Step 1: I assumed that the optimal strategy is a random pick between numbers 1 to 5, as I motivated above. (In hindsight it was perhaps not entirely correct, maybe a strategy with a small chance to pick 6 is slightly better, but the outcome I got should still be pretty close.)
So every candidate strategy is a list of 5 probabilities p1 .. p5 to pick the number 1 .. 5.

Step 2: I used excel to calculate your expected probability of winning the game with a given number N, given that the other 8 players picked their numbers with p1 .. p5.
As to how:
Step 2A: I listed all of the possible results of players 1 to 8 in an excel sheet. Five columns for the numbers of players that picked 1 to 5. So for example one possible result is 3 | 0 | 3 | 2 | 0. However, I omitted the results where you can never win, for example when exactly 1 other player picked 1. Those results are irrelevant because your number doesn't matter.
Step 2B: I calculated the odds of each result, given the probabilities p1 .. p5.
(This is easier than it may sound, you can use the formula p1^k1 * p2^k2 * p3^k3 * p4^k4 * p5^k5 * 8! / (k1! * k2! * k3! * k4! * k5!), where k1 .. k5 are the numbers of other players playing 1 to 5)
Step 2C: For each number that you pick, I checked for which results it is winning and added up the probabilities.

Step 3: now play with the probabilities p1 .. p5 until the expected probability of winning is about equal for each number you can play

link to sheet

[webadict]

The optimal max number to pick is the ceiling(number of players /2).  The reason is that players can be maximally pair to that number of choices.

Basically, look at 2 players:  Always picking 1 wins every time it doesn't tie.  You never pick 2 because the other player can't tie if you don't pick 1.

Look at 3 players.  You should pick 1 or 2 because picking 3 never wins where picking 1 or 2 didnt.  It only loses when there isn't a tie, which is 50% of the time.

Keep this going: 4 players, you pick 1 or 2.  Picking 3 only wins when all other players tie at 1 or 2, 25% of the time, but always loses the other 75% of the time.  Conversely, you have a chance to tie from that 75% (equal to 37.5% or 50% of those losses.)

In this case, with 9 players, you should always pick 1 to 5.

[Quarque]

I thought exactly that, too. But it's wrong. To see why, the three player game is a good example. If the other two players play a 50/50 roll to pick 1 or 2, then picking 3 wins half the time. That's more than 33%, so it beats the strategy.

But it gets crazier, the real optimal strategy has a smallchance to pick any number!

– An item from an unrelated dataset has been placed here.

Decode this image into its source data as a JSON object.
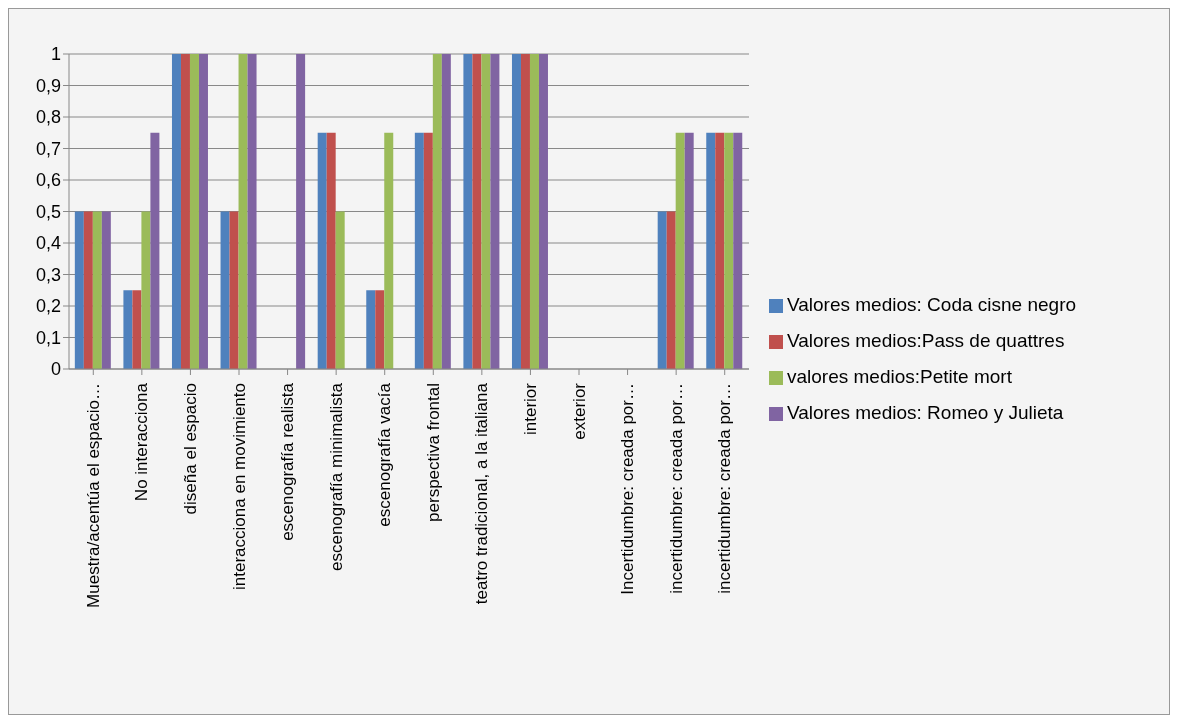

proof: if the other players never pick a number greater than N, you get better odds of winning than they do if you follow a strategy that is identical to theirs, except that you pick N+1 whenever they would pick N. Because N+1 wins when N would win, but it also wins when two other players play N.

[webadict]

Hm, doing a bit of math, I think you're right, but with a caveat that if you pick a higher maximum number than someone else, you typically have better odds (just by virtue of having less ties).  So, assuming then that a theoretical optimal maximum is unbounded, your distribution is probably some type of Chi-square, depending on the number of players.